Joe Biden’s running mate said the late liberal justice “combined a steel spine with the ability to extend an open hand, never a closed fist.”

“She demonstrated you could both hold firm to you principles and still hear those with whom you disagree,” she added. “This president and his party are not interested in hearing any of the lessons from Justice Ginsburg.”

Republican leadership chose to “ignore her final wish" to move forward with appointing her successor until after the results of the presidential election, “a wish, by the way, shared with the American people,” Ms Harris said.

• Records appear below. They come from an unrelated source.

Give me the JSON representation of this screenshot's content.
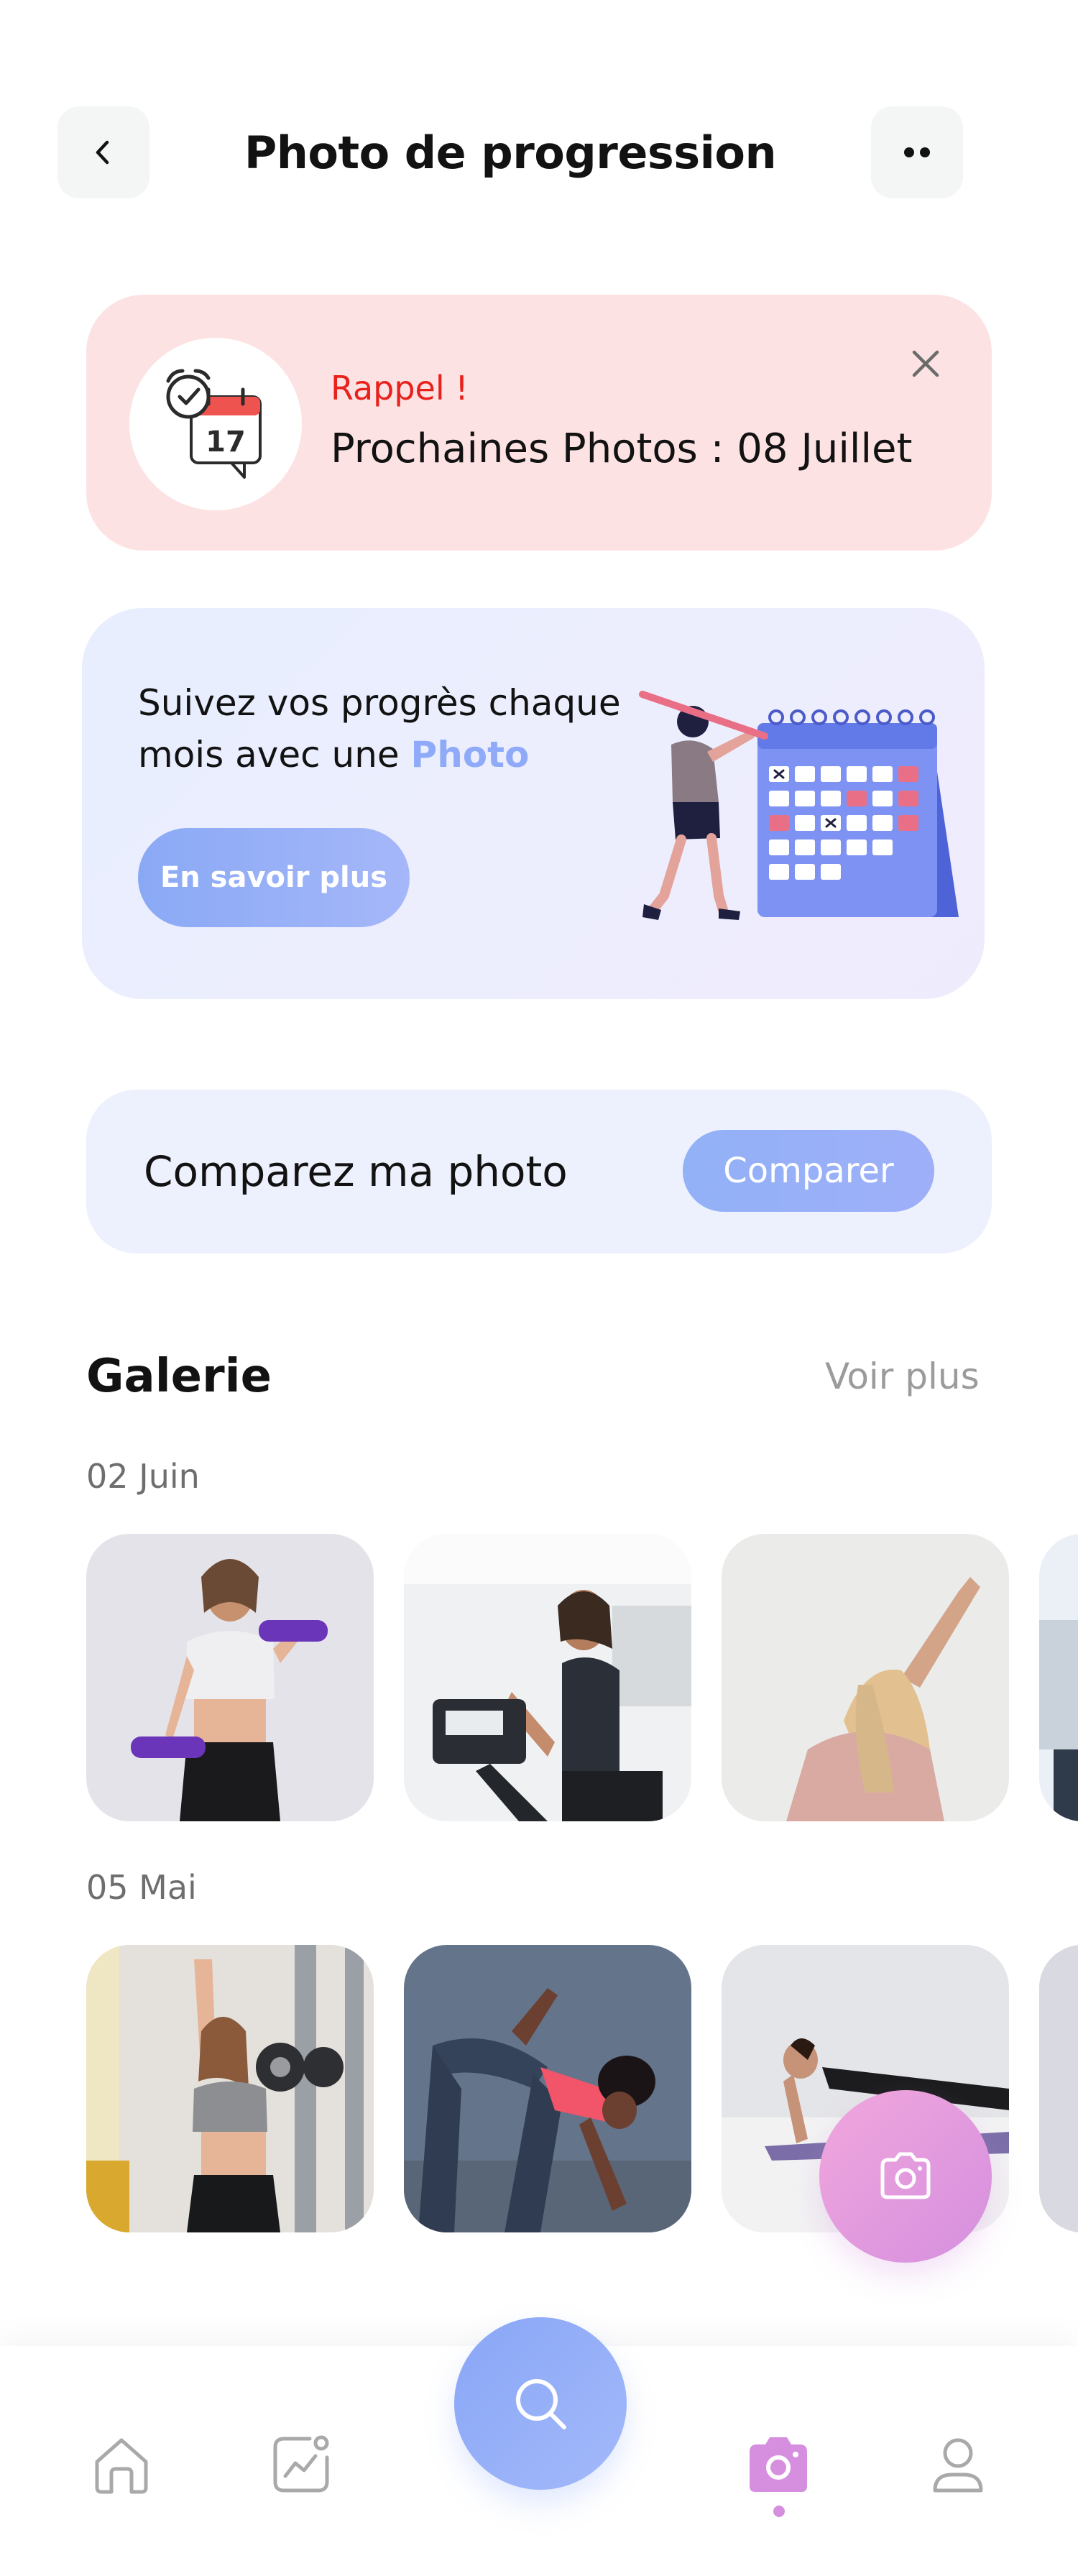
{
  "header": {
    "title": "Photo de progression",
    "back_icon": "chevron-left-icon",
    "more_icon": "more-dots-icon"
  },
  "reminder": {
    "label": "Rappel !",
    "text": "Prochaines Photos : 08 Juillet",
    "calendar_day": "17",
    "close_icon": "close-icon"
  },
  "promo": {
    "text_before": "Suivez vos progrès chaque mois avec une ",
    "text_highlight": "Photo",
    "button_label": "En savoir plus"
  },
  "compare": {
    "label": "Comparez ma photo",
    "button_label": "Comparer"
  },
  "gallery": {
    "title": "Galerie",
    "see_more": "Voir plus",
    "groups": [
      {
        "date": "02 Juin",
        "photos": [
          "woman-dumbbells",
          "woman-exercise-bike",
          "woman-stretching",
          "partial-photo"
        ]
      },
      {
        "date": "05 Mai",
        "photos": [
          "woman-dumbbell-gym",
          "woman-stretch-leg",
          "woman-plank",
          "partial-photo"
        ]
      }
    ]
  },
  "fab": {
    "icon": "camera-icon"
  },
  "nav": {
    "items": [
      "home-icon",
      "chart-icon",
      "search-icon",
      "camera-icon",
      "profile-icon"
    ],
    "active": "camera-icon"
  },
  "colors": {
    "accent_blue": "#8faaf8",
    "reminder_bg": "#fde2e3",
    "reminder_red": "#e8211d",
    "accent_pink": "#d58fde"
  }
}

“It’s not complicated – the voters would simply like to have an oppprtunity to vote for their president before the senate votes on a nominee,” she said. “That’s not too much to ask … We’re not event debating whether the senate should hold hearings the middle of an election year. We’re not in the middle of an election year. We’re in the middle of an election. Almost 1 million Americans have already voted, and more will more this week, and next week.”

She echoed the former vice president’s argument following the death of Justice Ginsburg that the future of the Affordable Care Act – which the president is seeking to dismantle at the Supreme Court – could be jeopardised with a conservative majority.

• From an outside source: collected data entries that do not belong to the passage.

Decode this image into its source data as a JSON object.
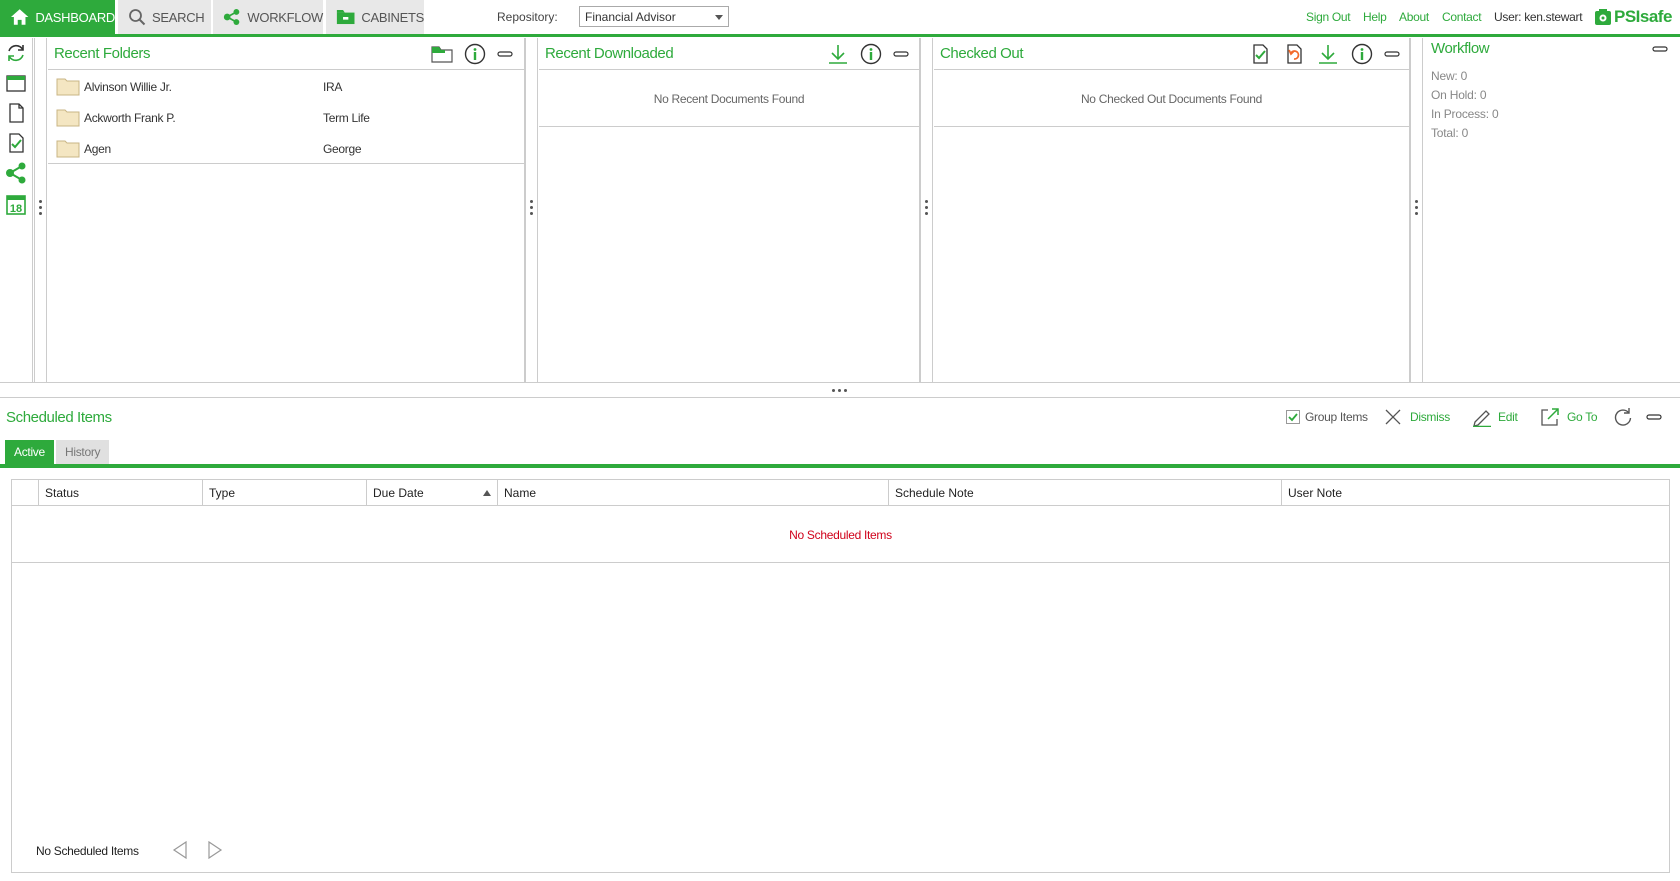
{
  "nav": {
    "tabs": [
      {
        "label": "DASHBOARD",
        "icon": "home-icon",
        "active": true
      },
      {
        "label": "SEARCH",
        "icon": "search-icon",
        "active": false
      },
      {
        "label": "WORKFLOW",
        "icon": "share-icon",
        "active": false
      },
      {
        "label": "CABINETS",
        "icon": "cabinet-icon",
        "active": false
      }
    ],
    "repository_label": "Repository:",
    "repository_value": "Financial Advisor",
    "links": {
      "sign_out": "Sign Out",
      "help": "Help",
      "about": "About",
      "contact": "Contact"
    },
    "user": "User: ken.stewart",
    "logo_text": "PSIsafe"
  },
  "colors": {
    "accent": "#2eaa3c",
    "error": "#d0021b",
    "checkin_orange": "#f36b2c"
  },
  "left_tools": [
    "refresh-icon",
    "folder-view-icon",
    "document-icon",
    "checked-doc-icon",
    "share-icon",
    "calendar-icon"
  ],
  "calendar_day": "18",
  "recent_folders": {
    "title": "Recent Folders",
    "rows": [
      {
        "name": "Alvinson Willie Jr.",
        "type": "IRA"
      },
      {
        "name": "Ackworth Frank P.",
        "type": "Term Life"
      },
      {
        "name": "Agen",
        "type": "George"
      }
    ]
  },
  "recent_downloaded": {
    "title": "Recent Downloaded",
    "empty": "No Recent Documents Found"
  },
  "checked_out": {
    "title": "Checked Out",
    "empty": "No Checked Out Documents Found"
  },
  "workflow": {
    "title": "Workflow",
    "lines": [
      "New: 0",
      "On Hold: 0",
      "In Process: 0",
      "Total: 0"
    ]
  },
  "scheduled": {
    "title": "Scheduled Items",
    "group_items_label": "Group Items",
    "group_items_checked": true,
    "dismiss": "Dismiss",
    "edit": "Edit",
    "go_to": "Go To",
    "tabs": [
      "Active",
      "History"
    ],
    "columns": [
      "Status",
      "Type",
      "Due Date",
      "Name",
      "Schedule Note",
      "User Note"
    ],
    "sorted_column": "Due Date",
    "empty": "No Scheduled Items",
    "footer": "No Scheduled Items"
  }
}
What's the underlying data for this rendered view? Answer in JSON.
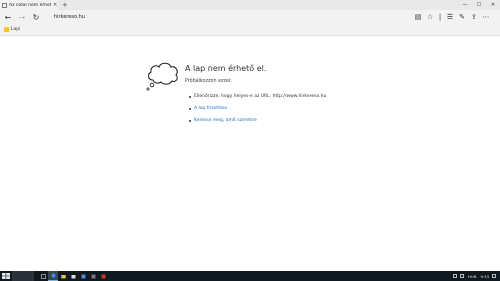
{
  "browser": {
    "tab_title": "Az oldal nem érhető el",
    "address": "hirkereso.hu",
    "favorites_item": "Lapi"
  },
  "error": {
    "title": "A lap nem érhető el.",
    "subtitle": "Próbálkozzon ezzel:",
    "items": [
      "Ellenőrizze, hogy helyes-e az URL: http://www.hirkereso.hu",
      "A lap frissítése",
      "Keresse meg, amit szeretne"
    ]
  },
  "taskbar": {
    "language": "HUN",
    "time": "9:33"
  },
  "colors": {
    "link": "#1a6fbd",
    "taskbar_bg": "#101820"
  },
  "icons": {
    "back": "back-arrow-icon",
    "forward": "forward-arrow-icon",
    "refresh": "refresh-icon",
    "favorite": "star-icon",
    "error": "thought-cloud-icon"
  }
}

Judge Barrett has previously criticised Justice John Roberts’ 2012 decision to uphold the individual mandate aspect of the law, which required Americans to be insured to prevent companies from raising rates. The president’s administration eliminated the attached tax penalty in 2017.

Following failed attempts by the White House and Republicans in Congress to overturn the ACA, Mr Biden said the president’s latest Supreme Court manoeuvre exploits a “loophole” that allows him to finally do so.

The court is expected to hear opening arguments in a case challenging the ACA in November.

That decision could “take us backward to a time when you could charge a woman more for her healthcare just because she’s a woman" and allow insurers to consider pregnancy a preexisting condition or deny coverage for birth control, Ms Harris said.

Overturning the ACA, the signature health law signed by former president Barack Obama, could result in the loss of health coverage for millions of Americans.

"This relentless obsession with overturning the Affordable Care Act is driven entirely by a blind rage toward President Obama” she said. “It’s happening at a moment when our country is suffering through the ravages of a pandemic that has claimed more than 200,000 lives in our country.”

Ms Harris also warned that Judge Barrett’s appointment could threaten abortion rights, as the president, the GOP and his nominee have “made clear that they want to over turn Roe v Wade and restrict reproductive rights and freedoms."

“Judge Barrett has a long record of opposing abortion and reproductive rights,” she said. “There is no other issue that so disrespects and dishonours the work of Justice Ginsburg’s life than undoing the seminal decision in the court’s history that made it clear a woman has a right to make decisions about her own body.”

She also argued Judge Barrett’s decisive conservative role on the court could also impact the future of voting rights, following a 2013 ruling that gutted the key parts of the landmark Voting Rights Act.

The president is facing intense scrutiny for routine threats to vote-by-mail efforts and attempts to undermine the results of the election, refusing to say whether he will accept the outcome and making unfounded claims of widespread voter fraud.

“Donald Trump is weak,” she said. "So he is throwing up every roadblock he can to suppress the vote. We the people cannot let him get away with it."

The senator is on the Senate’s Judiciary Committee, which is expected to hold confirmation hearings beginning on 12 October, less than four weeks before Election Day.

“They want you to feel tired, they want you to feel like your fight doesn’t matter, but we will not give up,” she said. “We can’t let the infection that Trump has injected into the presidency and Congress, which has paralysed our politics and pitted Americans against each other, spread to the Supreme Court."